Bu maç ise güzel bir olayla hatırlanacak... Kerem Aktürkoğlu, Randers maçında gol atarak hem bizlere güzel bir cevap verdi hem de ailesini gururlandırdı.
Galatasaray, Randers'tan çok daha iyi bir takım; bunu ilk maçın belirli bölümlerinde gösterdi. Tur Danimarka'da bitip, İstanbul'daki maç formaliteye kalabilirdi.
Fatih Terim'i rövanş maçında önemli bir karar bekliyor: Diagne'yi mi oynatacak yoksa Mostafa Mohamed'i mi oynatacak?
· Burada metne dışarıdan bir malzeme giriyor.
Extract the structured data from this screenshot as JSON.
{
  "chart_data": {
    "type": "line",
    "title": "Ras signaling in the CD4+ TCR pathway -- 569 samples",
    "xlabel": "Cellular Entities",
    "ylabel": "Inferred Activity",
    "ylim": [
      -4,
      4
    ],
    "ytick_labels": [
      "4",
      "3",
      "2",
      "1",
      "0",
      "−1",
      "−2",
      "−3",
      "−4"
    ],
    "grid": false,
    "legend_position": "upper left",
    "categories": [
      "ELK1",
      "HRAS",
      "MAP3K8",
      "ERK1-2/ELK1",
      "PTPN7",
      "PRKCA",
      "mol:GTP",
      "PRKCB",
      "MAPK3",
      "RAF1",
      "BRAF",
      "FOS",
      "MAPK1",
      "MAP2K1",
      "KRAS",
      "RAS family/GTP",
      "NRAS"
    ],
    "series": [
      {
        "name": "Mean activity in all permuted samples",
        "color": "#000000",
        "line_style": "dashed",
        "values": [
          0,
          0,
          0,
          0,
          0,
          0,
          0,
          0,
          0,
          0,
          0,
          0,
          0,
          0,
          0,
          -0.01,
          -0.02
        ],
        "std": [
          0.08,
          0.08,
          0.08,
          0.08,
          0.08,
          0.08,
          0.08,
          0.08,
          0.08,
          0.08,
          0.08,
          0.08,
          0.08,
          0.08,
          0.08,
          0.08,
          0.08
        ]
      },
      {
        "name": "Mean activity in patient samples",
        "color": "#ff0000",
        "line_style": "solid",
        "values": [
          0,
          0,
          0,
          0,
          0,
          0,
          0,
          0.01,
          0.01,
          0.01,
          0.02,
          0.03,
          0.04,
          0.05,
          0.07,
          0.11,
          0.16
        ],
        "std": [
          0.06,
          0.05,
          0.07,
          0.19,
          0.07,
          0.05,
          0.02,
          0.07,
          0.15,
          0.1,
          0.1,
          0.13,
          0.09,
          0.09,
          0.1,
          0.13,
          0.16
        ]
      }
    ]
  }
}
Sezona iyi başlayan Diagne'nin bu maçta oynaması taraftarı olduğumu da belirtmeliyim.
Roma-Trabzonspor(2-1)
Trabzonspor Molde'yi eledikten sonra Roma eşleşmesi bizleri hem heyecanlandırıyor hem de korkutuyordu. Çünkü Roma hem isim olarak, hem oyuncu kadrosu olarak, hem de yeni teknik direktörü Jose Mourinho olarak bizlerde bu duyguları hissettiriyordu.
Ama bu durum en azından "oyunda" böyle olmadı. Trabzonspor ilk maçta tam bir "Şampiyonlar Ligi takımı" gibi oynadı; ama Türk takımlarının kabusu olan duran toplarda adam paylaşımı hatasını onlar da yaptı.
Abdullah Avcı takımlarını pek sevmemişimdir; ama ben Trabzonspor'u çok sevdim. Savunmada sıkıntıları olsa da hücumda inanılmaz bir takımlar(hele ki Cornelius transferinden sonra) Trabzonspor bir aksilik çıkmazsa her maçta gol atar; yani bir takım Trabzonspor'u yenmek istiyorsa için en az 2 gol atmak zorunda.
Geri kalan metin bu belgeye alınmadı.